Im Neuen Testament zunächst Ausdruck für das Bewusstsein, dass »Zeit« dem Willen Gottes unterworfen ist, wird der Kairos zugleich als die Erfüllung der Heilsgeschichte Gottes mit den Menschen hervorgehoben, die nach neutestamentlicher Sicht im Kommen Jesu Christi erfüllt ist.
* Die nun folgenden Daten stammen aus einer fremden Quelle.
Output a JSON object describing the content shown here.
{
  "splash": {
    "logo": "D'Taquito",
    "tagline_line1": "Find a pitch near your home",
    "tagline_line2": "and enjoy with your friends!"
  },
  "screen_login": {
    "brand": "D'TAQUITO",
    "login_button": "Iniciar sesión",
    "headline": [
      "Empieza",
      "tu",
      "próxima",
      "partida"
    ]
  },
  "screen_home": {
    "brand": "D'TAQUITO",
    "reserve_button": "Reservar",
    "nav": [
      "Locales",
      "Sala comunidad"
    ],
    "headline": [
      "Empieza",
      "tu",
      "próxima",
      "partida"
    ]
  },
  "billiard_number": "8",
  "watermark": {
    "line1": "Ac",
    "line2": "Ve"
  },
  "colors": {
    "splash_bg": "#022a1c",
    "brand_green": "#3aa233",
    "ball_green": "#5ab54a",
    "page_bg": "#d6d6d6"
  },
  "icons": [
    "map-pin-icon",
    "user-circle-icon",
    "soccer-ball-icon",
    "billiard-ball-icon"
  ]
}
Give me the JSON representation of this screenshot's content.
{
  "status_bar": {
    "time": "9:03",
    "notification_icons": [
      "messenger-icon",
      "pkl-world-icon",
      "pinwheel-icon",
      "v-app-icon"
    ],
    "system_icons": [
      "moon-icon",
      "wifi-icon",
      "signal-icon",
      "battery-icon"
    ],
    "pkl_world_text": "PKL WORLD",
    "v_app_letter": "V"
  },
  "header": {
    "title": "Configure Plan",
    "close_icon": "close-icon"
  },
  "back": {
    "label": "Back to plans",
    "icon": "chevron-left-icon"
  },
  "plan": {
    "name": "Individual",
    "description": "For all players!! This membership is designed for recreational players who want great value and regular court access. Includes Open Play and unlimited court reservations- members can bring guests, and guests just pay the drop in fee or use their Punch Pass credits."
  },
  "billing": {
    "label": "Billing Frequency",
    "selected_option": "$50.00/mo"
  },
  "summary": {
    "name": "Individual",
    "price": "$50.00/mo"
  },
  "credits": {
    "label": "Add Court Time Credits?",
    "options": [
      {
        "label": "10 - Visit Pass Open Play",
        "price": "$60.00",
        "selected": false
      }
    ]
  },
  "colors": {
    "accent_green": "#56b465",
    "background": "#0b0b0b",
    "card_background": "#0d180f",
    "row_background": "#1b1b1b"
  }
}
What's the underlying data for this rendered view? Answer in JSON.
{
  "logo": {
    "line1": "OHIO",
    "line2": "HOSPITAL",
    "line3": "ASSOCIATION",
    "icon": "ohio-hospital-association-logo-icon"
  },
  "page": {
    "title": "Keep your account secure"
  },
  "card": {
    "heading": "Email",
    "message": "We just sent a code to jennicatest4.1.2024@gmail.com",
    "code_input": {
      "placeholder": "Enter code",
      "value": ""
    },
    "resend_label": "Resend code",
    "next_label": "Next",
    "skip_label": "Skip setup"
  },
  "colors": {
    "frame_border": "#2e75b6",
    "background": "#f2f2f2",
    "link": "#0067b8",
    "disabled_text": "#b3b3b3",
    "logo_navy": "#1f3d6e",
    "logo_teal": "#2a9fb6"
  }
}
Der Kairos ist die Zeit, in der Gott die Menschen (letztmalig) zur Entscheidung ruft, sein Heilsangebot »jetzt« anzunehmen oder auch abzulehnen (Markus 1,15; 2. Korintherbrief 6, 2). In dieser Entscheidungssituation sind Heil und Gericht bereits gegenwärtig (Evangelium des Lukas 19, 44). Bei S. Kierkegaard wurde der Kairos zum Zentralbegriff des Christentums.
 
 
K., hg. v. P. Tillich (1926);
 S. Kierkegaard: Ges. Werke, Bd. 34: Der Augenblick (a. d. Dän., 1959);
 O. Cullmann: Christus u. die Zeit (Zürich 31962);
 M. Kerkhoff: Zum antiken Begriff des K., in: Ztschr. für philosoph. Forschung, Bd. 27 (1973).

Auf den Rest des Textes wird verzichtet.